Flash Conjoncture Pays avancés - Une forte baisse de l’immigration nette attendue aux États-Unis en 2025 et 2026
Les années 2022-2024 ont été marquées aux États-Unis par une immigration exceptionnellement forte. Selon le Congressional Budget Office (CBO), l’immigration nette, calculée comme la variation de la population résidente des États-Unis imputable aux migrations internationales sur l’année, a atteint des niveaux sans précédent depuis la fin des années 1990 en 2022 (+3,1 millions), 2023 (+3,5 millions) et 2024 (+2,3 millions). En comparaison, la décennie 2010 a enregistré une immigration nette en moyenne annuelle de +0,9 million (cf. Graphique 1).
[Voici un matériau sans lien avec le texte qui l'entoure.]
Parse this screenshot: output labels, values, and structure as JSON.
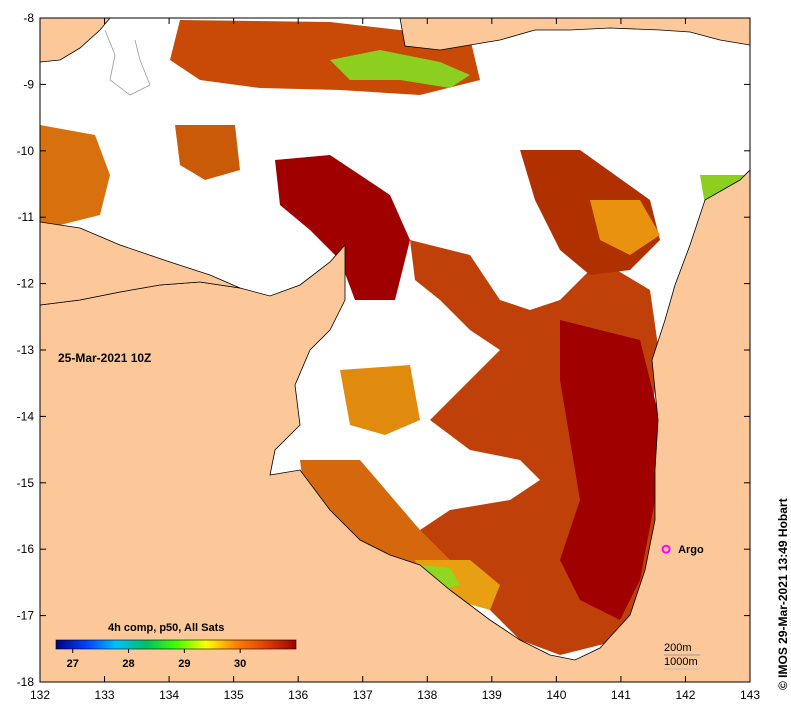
{
  "map": {
    "date_label": "25-Mar-2021 10Z",
    "credit": "© IMOS 29-Mar-2021 13:49 Hobart",
    "colorbar_title": "4h comp, p50, All Sats",
    "colorbar_ticks": [
      "27",
      "28",
      "29",
      "30"
    ],
    "colorbar_range": [
      26.7,
      31.0
    ],
    "colorbar_stops": [
      "#000080",
      "#0040ff",
      "#00c0ff",
      "#00c060",
      "#40ff00",
      "#ffff00",
      "#ff8000",
      "#e04000",
      "#a00000"
    ],
    "x_ticks": [
      132,
      133,
      134,
      135,
      136,
      137,
      138,
      139,
      140,
      141,
      142,
      143
    ],
    "y_ticks": [
      -8,
      -9,
      -10,
      -11,
      -12,
      -13,
      -14,
      -15,
      -16,
      -17,
      -18
    ],
    "lon_range": [
      132,
      143
    ],
    "lat_range": [
      -18,
      -8
    ],
    "depth_contours": [
      "200m",
      "1000m"
    ],
    "argo_label": "Argo",
    "argo_position": [
      141.7,
      -16.0
    ],
    "colors": {
      "land": "#fdc899",
      "no_data": "#ffffff",
      "sst_hot": "#a00000",
      "sst_warm": "#c84a06",
      "sst_mid": "#e88a10",
      "sst_cool": "#a0e020",
      "argo": "#ff00ff"
    }
  }
}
Historiquement, les personnes nées à l’étranger ont un taux de participation[1] sensiblement supérieur à celui des personnes nées aux États-Unis, un taux de chômage inférieur et un taux d’emploi plus élevé (cf. Graphiques 2a, 2b et 2c). Sur la période 2010-2019, le taux de chômage des immigrés s’établissait en moyenne à 5,9 %, contre 6,3 % pour les personnes nées aux États-Unis. Cet écart s’est réduit sur la période 2022-2024 tout en demeurant légèrement favorable à la population immigrée (3,7 % contre 3,8 %). L’avantage de la population immigrée en matière de participation au marché du travail et de taux d’emploi, déjà visible entre 2010 et 2019 (environ +3,4 pts par rapport à la population native), s’est renforcé entre 2022 et 2024, atteignant +4,7 pts pour la participation et +4,5 pts pour l’emploi.
Deux facteurs principaux contribuent à ces écarts : une plus forte concentration de la population immigrée aux âges les plus actifs, ainsi qu’une surreprésentation dans les secteurs à forte demande de travail. En 2024, les 25-54 ans représentaient 58 % de la population immigrée de plus de 16 ans, contre 48 % pour la population née aux États-Unis. En outre, les secteurs intensifs en main d’œuvre étrangère sont globalement des secteurs connaissant de fortes tensions de recrutement, comme la construction (avec 33 % de salariés immigrés), les transports (24 %) et l’hôtellerie (23 %). Néanmoins, l’immigration ne se concentre pas uniquement dans les métiers peu qualifiés : les immigrés représentent 21 % des emplois dans les domaines de l’informatique et des mathématiques, reflétant l’attractivité du pays pour les talents universitaires internationaux.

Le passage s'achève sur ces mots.